IHC garden workers out of a job

LAST DAY BLUES: Intellectually handicapped workers at the IHC owned Selmes Road Garden Centre in Marlborough are saddened at the loss of loved jobs after IHC said it did not want to be an employer.
WARWICK BLACKLER/Marlborough Express
LAST DAY BLUES: Intellectually handicapped workers at the IHC owned Selmes Road Garden Centre in Marlborough are saddened at the loss of loved jobs after IHC said it did not want to be an employer.

Only one of the dozen Selmes Road Garden Centre workers has a job after the centre closes its gates for the last time today.

"It's not good. It's hard on us. We wanted it to keep going," said Richard Ashton. 50, who has worked at the nursery for 12 years.

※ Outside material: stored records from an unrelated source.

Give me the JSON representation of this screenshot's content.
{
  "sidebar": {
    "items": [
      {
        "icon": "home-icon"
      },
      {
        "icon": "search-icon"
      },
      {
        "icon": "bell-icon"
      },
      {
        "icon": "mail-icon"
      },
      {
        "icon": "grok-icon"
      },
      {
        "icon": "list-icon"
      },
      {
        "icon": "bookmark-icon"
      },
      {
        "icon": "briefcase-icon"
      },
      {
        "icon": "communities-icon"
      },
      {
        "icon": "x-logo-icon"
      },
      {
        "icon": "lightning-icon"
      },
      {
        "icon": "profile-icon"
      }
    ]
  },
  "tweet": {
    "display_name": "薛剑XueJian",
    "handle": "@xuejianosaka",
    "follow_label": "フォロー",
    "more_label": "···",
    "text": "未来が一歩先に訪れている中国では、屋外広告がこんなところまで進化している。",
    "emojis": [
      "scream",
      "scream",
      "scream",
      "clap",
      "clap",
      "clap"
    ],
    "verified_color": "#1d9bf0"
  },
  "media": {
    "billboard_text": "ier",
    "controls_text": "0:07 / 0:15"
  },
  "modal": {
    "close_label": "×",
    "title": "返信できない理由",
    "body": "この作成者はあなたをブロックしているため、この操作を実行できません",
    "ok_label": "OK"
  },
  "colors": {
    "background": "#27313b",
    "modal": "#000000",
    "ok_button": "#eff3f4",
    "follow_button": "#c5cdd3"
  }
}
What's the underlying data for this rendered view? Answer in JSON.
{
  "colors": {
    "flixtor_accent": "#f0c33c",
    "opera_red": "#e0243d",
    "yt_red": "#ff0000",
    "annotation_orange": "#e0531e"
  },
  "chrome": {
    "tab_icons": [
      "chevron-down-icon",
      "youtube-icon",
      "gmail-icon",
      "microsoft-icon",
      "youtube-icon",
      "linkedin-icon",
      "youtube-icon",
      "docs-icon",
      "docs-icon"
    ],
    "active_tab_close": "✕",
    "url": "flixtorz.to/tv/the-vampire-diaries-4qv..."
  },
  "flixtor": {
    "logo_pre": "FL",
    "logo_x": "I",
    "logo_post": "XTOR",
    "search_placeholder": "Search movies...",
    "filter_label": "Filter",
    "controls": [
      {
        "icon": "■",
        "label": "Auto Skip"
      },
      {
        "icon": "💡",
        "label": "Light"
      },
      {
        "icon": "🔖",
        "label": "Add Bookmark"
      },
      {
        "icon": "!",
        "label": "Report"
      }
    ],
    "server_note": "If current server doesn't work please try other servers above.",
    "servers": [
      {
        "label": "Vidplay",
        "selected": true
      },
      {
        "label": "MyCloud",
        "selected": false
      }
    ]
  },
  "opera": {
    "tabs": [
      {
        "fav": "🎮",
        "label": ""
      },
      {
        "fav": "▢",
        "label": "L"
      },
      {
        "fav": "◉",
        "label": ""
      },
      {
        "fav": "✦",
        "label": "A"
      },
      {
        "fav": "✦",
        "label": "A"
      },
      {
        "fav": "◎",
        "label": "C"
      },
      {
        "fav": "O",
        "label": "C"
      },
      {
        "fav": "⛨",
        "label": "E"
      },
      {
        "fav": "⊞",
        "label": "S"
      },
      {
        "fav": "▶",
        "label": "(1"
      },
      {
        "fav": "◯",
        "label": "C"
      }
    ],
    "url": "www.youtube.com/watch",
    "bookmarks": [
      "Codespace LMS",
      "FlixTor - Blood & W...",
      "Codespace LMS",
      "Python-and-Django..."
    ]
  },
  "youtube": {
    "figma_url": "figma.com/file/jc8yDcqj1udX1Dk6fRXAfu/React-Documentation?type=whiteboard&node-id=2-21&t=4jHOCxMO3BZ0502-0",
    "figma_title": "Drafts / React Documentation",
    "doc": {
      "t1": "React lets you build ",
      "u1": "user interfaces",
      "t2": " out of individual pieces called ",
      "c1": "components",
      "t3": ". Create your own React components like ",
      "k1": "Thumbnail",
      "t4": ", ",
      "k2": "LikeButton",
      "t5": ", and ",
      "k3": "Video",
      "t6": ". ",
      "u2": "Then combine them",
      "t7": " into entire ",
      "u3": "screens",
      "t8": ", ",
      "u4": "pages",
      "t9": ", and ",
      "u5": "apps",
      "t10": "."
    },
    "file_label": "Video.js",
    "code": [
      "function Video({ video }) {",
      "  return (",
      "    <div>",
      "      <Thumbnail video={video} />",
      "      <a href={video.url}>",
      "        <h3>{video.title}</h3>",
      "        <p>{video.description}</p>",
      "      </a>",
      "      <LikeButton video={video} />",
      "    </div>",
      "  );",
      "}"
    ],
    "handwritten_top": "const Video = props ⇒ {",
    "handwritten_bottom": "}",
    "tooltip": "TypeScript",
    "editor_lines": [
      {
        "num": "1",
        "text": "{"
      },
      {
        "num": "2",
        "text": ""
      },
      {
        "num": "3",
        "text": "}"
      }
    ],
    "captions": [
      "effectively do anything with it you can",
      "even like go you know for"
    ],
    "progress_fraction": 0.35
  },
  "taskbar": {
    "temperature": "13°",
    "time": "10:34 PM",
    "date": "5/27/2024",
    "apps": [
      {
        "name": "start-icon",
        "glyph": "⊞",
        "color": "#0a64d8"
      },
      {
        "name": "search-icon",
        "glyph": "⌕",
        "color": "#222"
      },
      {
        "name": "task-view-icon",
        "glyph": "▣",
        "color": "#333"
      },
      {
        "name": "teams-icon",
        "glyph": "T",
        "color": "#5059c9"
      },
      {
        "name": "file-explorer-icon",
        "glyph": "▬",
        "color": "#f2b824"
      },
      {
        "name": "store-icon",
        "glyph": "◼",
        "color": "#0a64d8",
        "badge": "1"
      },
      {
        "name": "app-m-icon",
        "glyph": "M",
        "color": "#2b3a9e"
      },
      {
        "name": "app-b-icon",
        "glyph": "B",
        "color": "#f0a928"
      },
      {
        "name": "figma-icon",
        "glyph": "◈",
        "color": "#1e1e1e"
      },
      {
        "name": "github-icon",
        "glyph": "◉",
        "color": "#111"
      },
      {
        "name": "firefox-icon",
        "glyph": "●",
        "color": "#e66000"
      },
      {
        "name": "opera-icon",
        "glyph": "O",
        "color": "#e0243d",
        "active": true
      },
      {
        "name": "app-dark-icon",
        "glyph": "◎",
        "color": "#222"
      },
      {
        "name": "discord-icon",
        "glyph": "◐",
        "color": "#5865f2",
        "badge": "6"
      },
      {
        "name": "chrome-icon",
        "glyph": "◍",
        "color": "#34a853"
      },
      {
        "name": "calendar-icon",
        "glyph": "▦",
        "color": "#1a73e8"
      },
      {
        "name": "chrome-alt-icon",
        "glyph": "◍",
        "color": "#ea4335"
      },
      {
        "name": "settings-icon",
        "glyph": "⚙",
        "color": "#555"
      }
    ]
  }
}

Tomorrow the amended Disabled Persons Employment Promotion Act comes into place giving disabled people the right to the minimum wage.

IHC director of advocacy Philippa Sellens said in a statement IHC was celebrating the repeal of the act, which had allowed some people to work without annual leave or sick leave or with no right to join a union.

"For 47 years the law allowed people with disabilities to be discriminated against in the workplace," Ms Sellens said.

However Selmes Road Garden Centre manager Nick Freeth said: "At the end of the day, the majority of the disabled, especially the mentally disabled, have been disadvantaged by the repeal of the disability act."

IHC's service arm Idea Services announced in August it would sell the garden centre as it did not want to be an employer.

This was met with anger and concern by workers, their caregivers and many in the wider community.

A Marlborough IHC founder Mick Murphy was outraged by a memo people affected by the new law received from Idea services manager Martin Anderson suggesting employees could become self employed.

"Staff will support you in this where needed, but the bulk of the work would need to be done by you," the memo read.

Mr Murphy said: "My intellectually disabled daughter, who cannot read or write brought home this (memo)."

Like many of the others at Blenheim's vocational bases she could not understand the content of it, he said.

The centre was bought by the IHC in 1988 with wide support from Marlborough businesses and service groups. It has provided an educational work option for people with an intellectual disability.

Blenheim mother Elspeth Wells whose 37-year-old son Paul has Down's Syndrome and dyslexia, is critical of IDEA services' response to the new law. Her son did not work at the Selmes Rd centre, but she felt for those who were losing their job. She questioned Idea Services' timetable of events including music, marae visits, planning, craft activities and biking for those who couldn't find work.

"Why not give them the opportunity to prove they are good workers? They will relish the challenge that work can give them, rather than the social-type activities that are being suggested."

Under a Work and Income Workbridge scheme, employers receive subsidies if a disabled worker cannot match the work output of an able-bodied person.

Retired lawyer John Lundon offered IHC more than $1 million for the garden centre earlier this month. He had backing from businesses around Marlborough to form a charitable trust to permanently run a centre providing employment and training for disabled people if the offer was accepted.

IHC chief executive Ralph Jones turned it down.

Many inquiries from prospective purchasers had been received so selling it by tender would ensure a fair sale process, he said.

Tenders close on December 14.

"It's advertised as a going concern," Mr Lundon said. "But it's not a going concern. It's (going to be ) shut!"